Propensity score matching (PSM)

We collected three types of covariates at the baseline period for each patient: (1) We included 64 comorbidities including comorbidities from Chronic Conditions Data Warehouse and other risk factors that were selected by experts53. The comorbidities were defined by a set of ICD-9/10 codes. (2) We considered usage of 200 most prevalent prescribed drug ingredients as covariates in this analysis. These drugs were coded using RxNorm and grouped into major active ingredients using Unified Medical Language System. (3) We also included other covariates, including age, gender, race, and the time from the PD initiation date to the drug index date. In total, we included 267 covariates for analysis.

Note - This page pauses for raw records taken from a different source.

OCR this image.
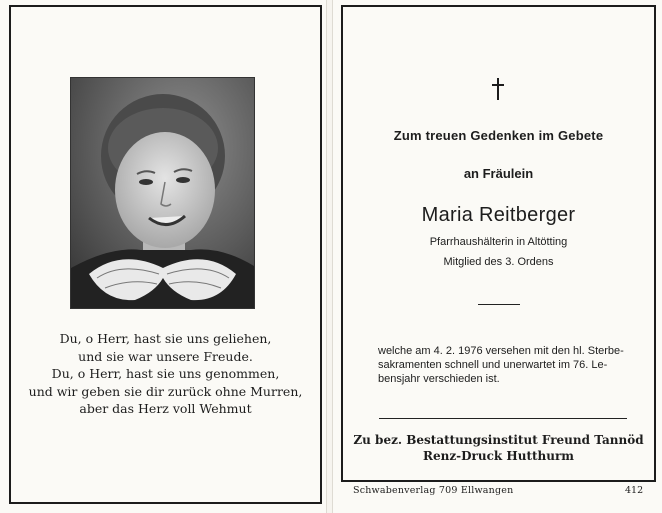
Du, o Herr, hast sie uns geliehen,
und sie war unsere Freude.
Du, o Herr, hast sie uns genommen,
und wir geben sie dir zurück ohne Murren,
aber das Herz voll Wehmut
Zum treuen Gedenken im Gebete
an Fräulein
Maria Reitberger
Pfarrhaushälterin in Altötting
Mitglied des 3. Ordens
welche am 4. 2. 1976 versehen mit den hl. Sterbe-
sakramenten schnell und unerwartet im 76. Le-
bensjahr verschieden ist.
Zu bez. Bestattungsinstitut Freund Tannöd
Renz-Druck Hutthurm
Schwabenverlag 709 Ellwangen	412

For each emulated trial, we used a propensity score framework to learn the empirical treatment assignment given the baseline covariates and used an inverse probability of treatment weighting to balance the treated and control groups54. For each trial, a 1:1 nearest-neighbor matching was performed to build the matched control group54. The covariate balance after propensity score matching was assessed using the absolute standardized mean difference (SMD)127. For each covariate, it was considered balanced if its SMD≤0.2, and the treated and control group were balanced if only no more than 2% covariates were not balanced128. To enhance robustness of the analysis, we created 100 emulated trials for each tested drug. Tested drugs that had <10 successfully balanced trials were excluded for analysis.

Treatment effect estimation

For each tested drug, we estimated drug treatment effect for each balanced trial by calculating the hazard ratio (HR) using a Cox proportional hazard model55, comparing the risk to develop a specific outcome between the treated and control groups. We reported the median HR with 95% confidence intervals (CI) obtained by bootstrapping129. A HR < 1 indicated the tested drug can reduce risk to develop a specific outcome and a P value < 0.05 was considered as statistically significant.

The trial emulation pipeline for treatment effect estimation was implemented using Python packages psmpy130 for propensity score framework and lifelines131 for the Cox proportional hazard model.

Reporting summary

Further information on research design is available in the Nature Research Reporting Summary linked to this article.